Foto: Jô Pinto - Café Comunitário encontro de Comunidades quilombolas em Virgem da Lapa |
Até meados do século passado, no interior de Minas Gerais, funcionava um sistema de trocas que fortalecia os laços comunitários e afetivos entre os vizinhos. Lá na fazenda de Almas, situada no Norte de Minas Gerais, onde passei a infância, funcionava assim, quando um vizinho abatia um porco, a carne e os “miúdos”[2] eram divididos entre as casas mais próximas. Cada vizinho recebia uma pequena parte. Lembro-me que a comunicação era na base do grito, isso antes do advento dos telefones móveis. Havia todo um sistema de gritos diferentes para comunicar diversos assuntos, assim as distâncias eram encurtadas, os sons ecoavam nos morros e vales, atravessavam as grotas e eram respondidos da mesma forma. Nós, crianças, éramos prontamente mobilizadas para atravessar as mangas[3] correndo pelas trilhas para buscar ou levar os “agrados”[4] nas casas dos vizinhos.
Tudo que se preparava de
diferente em relação aos alimentos do dia a dia era dividido, mingau de milho,
pamonha, requeijão de prato, assim como as frutas que não eram comuns a todos
os pomares. Entretanto, havia uma regra: a vasilha que levava o “agrado” não
podia de forma alguma voltar vazia, tinha que ser devolvida cheia. Em momento de
necessidade, uma vizinha socorria a outra, a que era atendida passava então a
dever obrigação àquela que a ajudou. Essa dívida simbólica só se compensava com
outro favor de mesma importância, algumas não se pagava nunca, era uma dívida
eterna que selava um compromisso de auxílio mútuo.
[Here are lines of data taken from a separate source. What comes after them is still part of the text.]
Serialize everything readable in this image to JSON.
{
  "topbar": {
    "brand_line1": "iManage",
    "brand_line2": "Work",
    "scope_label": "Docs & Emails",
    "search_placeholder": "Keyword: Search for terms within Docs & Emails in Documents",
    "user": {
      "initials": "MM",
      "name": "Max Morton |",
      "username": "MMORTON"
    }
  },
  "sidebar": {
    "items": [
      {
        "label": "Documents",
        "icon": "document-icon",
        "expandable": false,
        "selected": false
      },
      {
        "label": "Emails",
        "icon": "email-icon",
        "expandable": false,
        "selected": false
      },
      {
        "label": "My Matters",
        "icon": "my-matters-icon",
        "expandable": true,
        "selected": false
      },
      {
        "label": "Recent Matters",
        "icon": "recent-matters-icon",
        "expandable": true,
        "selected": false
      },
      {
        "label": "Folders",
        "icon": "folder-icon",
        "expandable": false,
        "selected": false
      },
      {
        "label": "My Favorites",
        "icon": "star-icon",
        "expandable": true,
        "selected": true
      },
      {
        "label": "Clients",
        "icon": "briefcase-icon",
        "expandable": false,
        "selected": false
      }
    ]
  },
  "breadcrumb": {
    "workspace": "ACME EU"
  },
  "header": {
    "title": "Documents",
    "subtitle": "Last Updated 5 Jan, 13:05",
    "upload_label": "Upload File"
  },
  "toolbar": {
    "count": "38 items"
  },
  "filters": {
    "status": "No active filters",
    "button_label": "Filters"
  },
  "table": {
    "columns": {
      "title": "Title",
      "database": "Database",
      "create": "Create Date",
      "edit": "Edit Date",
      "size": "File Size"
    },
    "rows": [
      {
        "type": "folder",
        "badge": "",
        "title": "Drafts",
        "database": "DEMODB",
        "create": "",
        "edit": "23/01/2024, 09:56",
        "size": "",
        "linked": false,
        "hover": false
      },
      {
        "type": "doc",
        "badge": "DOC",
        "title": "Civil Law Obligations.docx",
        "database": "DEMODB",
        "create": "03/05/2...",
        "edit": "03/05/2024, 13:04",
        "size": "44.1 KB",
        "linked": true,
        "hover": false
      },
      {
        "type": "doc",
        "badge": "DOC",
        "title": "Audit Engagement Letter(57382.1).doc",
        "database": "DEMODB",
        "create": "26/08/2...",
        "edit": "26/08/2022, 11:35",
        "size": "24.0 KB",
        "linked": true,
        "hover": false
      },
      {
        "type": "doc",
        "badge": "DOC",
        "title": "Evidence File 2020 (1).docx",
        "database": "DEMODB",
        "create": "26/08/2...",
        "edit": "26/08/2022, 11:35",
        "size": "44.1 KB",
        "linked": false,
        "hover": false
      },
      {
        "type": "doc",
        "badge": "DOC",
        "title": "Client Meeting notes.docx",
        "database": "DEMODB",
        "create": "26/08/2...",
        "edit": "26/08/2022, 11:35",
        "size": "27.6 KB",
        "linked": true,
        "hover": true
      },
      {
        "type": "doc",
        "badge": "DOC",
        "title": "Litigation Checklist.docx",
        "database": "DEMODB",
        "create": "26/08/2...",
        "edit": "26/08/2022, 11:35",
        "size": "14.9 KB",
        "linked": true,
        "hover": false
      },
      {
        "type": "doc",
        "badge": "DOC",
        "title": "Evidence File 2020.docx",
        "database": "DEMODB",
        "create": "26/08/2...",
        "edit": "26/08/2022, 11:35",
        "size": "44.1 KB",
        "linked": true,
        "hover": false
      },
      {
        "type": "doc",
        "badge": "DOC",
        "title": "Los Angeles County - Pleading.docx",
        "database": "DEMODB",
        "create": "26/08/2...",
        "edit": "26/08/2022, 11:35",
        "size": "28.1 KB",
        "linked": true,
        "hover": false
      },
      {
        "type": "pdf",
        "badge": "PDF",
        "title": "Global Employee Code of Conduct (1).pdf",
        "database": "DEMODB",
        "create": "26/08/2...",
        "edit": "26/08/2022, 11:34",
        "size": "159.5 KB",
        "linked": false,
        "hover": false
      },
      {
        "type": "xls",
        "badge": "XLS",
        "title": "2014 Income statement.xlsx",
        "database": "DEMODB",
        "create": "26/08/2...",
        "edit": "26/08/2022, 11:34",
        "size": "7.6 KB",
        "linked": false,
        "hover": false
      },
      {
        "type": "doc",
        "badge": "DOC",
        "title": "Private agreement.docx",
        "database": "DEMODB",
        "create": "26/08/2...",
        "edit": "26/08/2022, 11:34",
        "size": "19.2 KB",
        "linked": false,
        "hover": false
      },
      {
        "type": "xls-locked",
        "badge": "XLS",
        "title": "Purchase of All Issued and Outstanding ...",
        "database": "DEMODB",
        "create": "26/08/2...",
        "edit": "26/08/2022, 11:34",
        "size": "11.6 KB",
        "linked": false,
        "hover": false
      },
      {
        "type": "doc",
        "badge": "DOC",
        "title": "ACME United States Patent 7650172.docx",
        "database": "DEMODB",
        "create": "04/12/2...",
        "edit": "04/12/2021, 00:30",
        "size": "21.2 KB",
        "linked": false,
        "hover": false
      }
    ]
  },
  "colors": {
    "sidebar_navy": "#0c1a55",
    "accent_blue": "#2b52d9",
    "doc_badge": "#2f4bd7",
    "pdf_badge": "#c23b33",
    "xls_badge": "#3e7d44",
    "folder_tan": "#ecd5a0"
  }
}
Minha mãe dizia sempre:
“Para fulana devo obrigação, jamais conseguirei pagar.” Já em relação a outras
pessoas destacava: “Para sicrana, não devo nada, nem obrigação.”
Outro bem intercambiado era
o trabalho, principalmente no período de preparação da terra para o plantio
formavam-se mutirões, vários camaradas[5] se reuniam e chegavam logo cedo na casa da pessoa para
quem iriam trabalhar, esta ficava encarregada de oferecer as refeições, água
fresca e café. O trabalho não era pago
em dinheiro. Esse trabalho coletivo era compartilhado entre os roceiros e
pequenos sitiantes.
Tais costumes, pouco a pouco,
foram sendo aniquilados pelo “desenvolvimento” capitalista que separou os
trabalhadores da terra e os expulsou para as cidades para se transformarem em
pobres assalariados, destituídos do controle sobre os produtos de seu próprio
trabalho, bem como das alianças comunitárias que os auxiliavam nos momentos de
vulnerabilidade.
Nas cidades muitas pessoas
oriundas do campo ainda persistiram na tentativa de manterem os costumes rurais,
a criação de pequenos animais como galinhas e porcos, plantio de árvores
frutíferas e o cultivo de pequenas hortas e roças nos quintais. Porém, pouco a
pouco, foram sendo impedidos pelos códigos de postura municipais que proíbem a
criação de determinados animais, bem como pela diminuição nos terrenos urbanos
causada pela especulação imobiliária. Gradualmente, as novas gerações foram se
acostumando com um modo de vida totalmente apartado da terra. Assim como foram
afastadas da terra, também desaprenderam os antigos costumes comunitários que
foram sendo substituídos pelo individualismo e isolamento característicos da
contemporaneidade.
E você: Lembra de algum
costume do passado que hoje já não se
observa mais?
Lindo texto que me trouxe lúcidas lembranças do meu tempo de criança quando passavas as férias no Alegre, zona rural onde meu pai tinha sítio, também no norte de Minas Gerais, na região de Janaúba. Essas trocas eram comuns. O dia de fazer rapadura era um evento que mobilização toda a vizinha. Boas lembranças com sabor de melado de cana.